L'indemnisation du déficit fonctionnel temporaire sera évaluée, conformément à la demande de la victime, à la somme de 999 euros ventilée comme suit :
- déficit fonctionnel temporaire 25 % x 20 jours x 30 euros = 150 euros,
- déficit fonctionnel temporaire 10 % x 283 jours x 30 euros = 849 euros.
Souffrances endurées (SE) : 4 000 euros
Ce poste prend en considération les souffrances physiques et psychiques et les troubles associés supportés par la victime.
Ce poste, évalué à 2/7 par le docteur [M], sera réparé par l'allocation d'une somme de 4 000 euros.
b) préjudices extra-patrimoniaux permanents (après consolidation)
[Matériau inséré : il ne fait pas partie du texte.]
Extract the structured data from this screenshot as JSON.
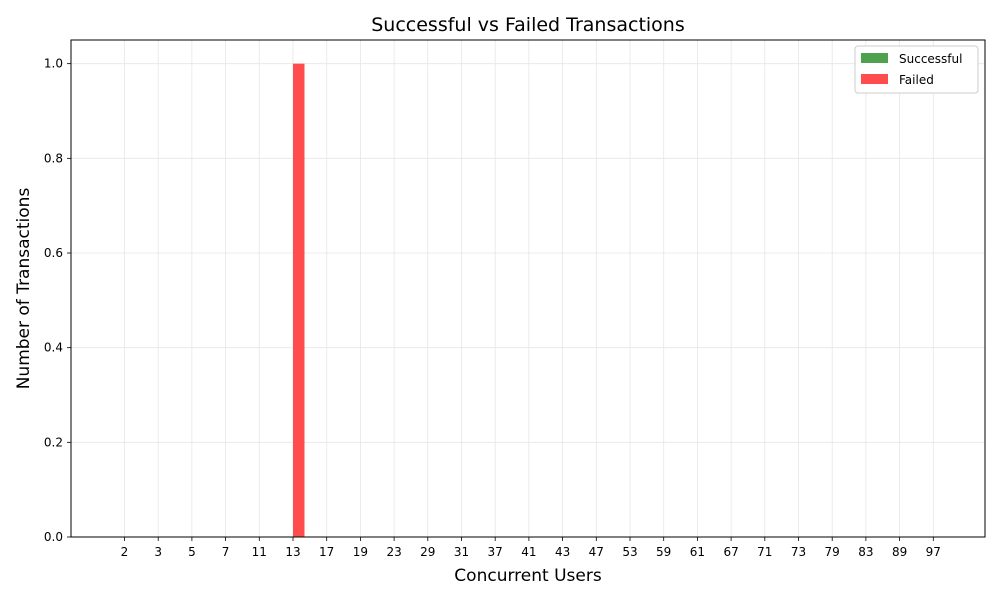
{
  "chart_data": {
    "type": "bar",
    "title": "Successful vs Failed Transactions",
    "xlabel": "Concurrent Users",
    "ylabel": "Number of Transactions",
    "categories": [
      "2",
      "3",
      "5",
      "7",
      "11",
      "13",
      "17",
      "19",
      "23",
      "29",
      "31",
      "37",
      "41",
      "43",
      "47",
      "53",
      "59",
      "61",
      "67",
      "71",
      "73",
      "79",
      "83",
      "89",
      "97"
    ],
    "series": [
      {
        "name": "Successful",
        "color": "#4ea24e",
        "values": [
          0,
          0,
          0,
          0,
          0,
          0,
          0,
          0,
          0,
          0,
          0,
          0,
          0,
          0,
          0,
          0,
          0,
          0,
          0,
          0,
          0,
          0,
          0,
          0,
          0
        ]
      },
      {
        "name": "Failed",
        "color": "#ff4c4c",
        "values": [
          0,
          0,
          0,
          0,
          0,
          1,
          0,
          0,
          0,
          0,
          0,
          0,
          0,
          0,
          0,
          0,
          0,
          0,
          0,
          0,
          0,
          0,
          0,
          0,
          0
        ]
      }
    ],
    "ylim": [
      0,
      1.05
    ],
    "yticks": [
      "0.0",
      "0.2",
      "0.4",
      "0.6",
      "0.8",
      "1.0"
    ],
    "grid": true,
    "legend_position": "top-right"
  }
}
Déficit fonctionnel permanent (DFP) : 7 080 euros
Ce poste de dommage vise à indemniser la réduction définitive du potentiel physique, psychosensoriel ou intellectuel résultant de l'atteinte anatomo-physiologique à laquelle s'ajoutent les phénomènes douloureux et les répercussions psychologiques et notamment le préjudice moral et les troubles dans les conditions d'existence personnelle, familiale et sociale.
Les séquelles conservées, le taux d'incapacité et l'âge de la victime déterminent le quantum de l'évaluation du poste.
En l'occurrence, le docteur [M] retient un taux de déficit fonctionnel permanent de 4 % pour un homme âgé de 37 ans à la consolidation. Ce poste sera évalué à la somme de 7 080 euros.
Récapitulatif de la réparation du préjudice corporel de M. [U] [T] :
- frais de médecin-conseil : 600 euros
- préjudice matériel : 688,82 euros
- déficit fonctionnel temporaire : 999 euros
- souffrances endurées : 4 000 euros
- déficit fonctionnel permanent : 7 080 euros
Préjudice corporel global de la victime : 15 151,08 euros
Prestations servies par le tiers payeur : 1 783,26 euros
Montant d'indemnisation revenant à la victime : 13 367,82 euros
Imputation des provisions versées à la victime : 600 euros
Solde restant dû à la victime : 12 767,82 euros
Sur les demandes annexes :
Les dispositions du jugement relatives aux dépens et aux frais irrépétibles alloués à la victime doivent être confirmées.
L'équité justifie la condamnation de la société d'assurances MFA à verser à M. [U] [T] la somme de 1 500 euros au titre des frais irrépétibles qu'il a exposés devant la cour.
PAR CES MOTIFS
La Cour,
Infirme le jugement entrepris en toutes ses dispositions soumises à la cour, hormis sur les dépens et les frais irrépétibles alloués à la victime.
Statuant à nouveau sur les points infirmés et y ajoutant,
Dit que M. [U] [T] a droit à l'indemnisation intégrale du préjudice corporel consécutif à son accident du 24 janvier 2017.
Condamne la société d'assurances MFA à verser les montants d'indemnisation suivants à M. [U] [T], avant imputation des provisions versées, en réparation de son préjudice corporel :
- frais de médecin-conseil : 600 euros,
- préjudice matériel : 688,82 euros,
- déficit fonctionnel temporaire : 999 euros,
- souffrances endurées : 4 000 euros,
- déficit fonctionnel permanent : 7 080 euros.
Condamne la société d'assurances MFA à payer à M. [U] [T] la somme de 1 500 euros au titre des frais irrépétibles qu'il a exposés devant la cour.
Condamne la société d'assurances MFA aux entiers dépens d'appel qui seront recouvrés conformément aux dispositions de l'article 699 du code de procédure civile.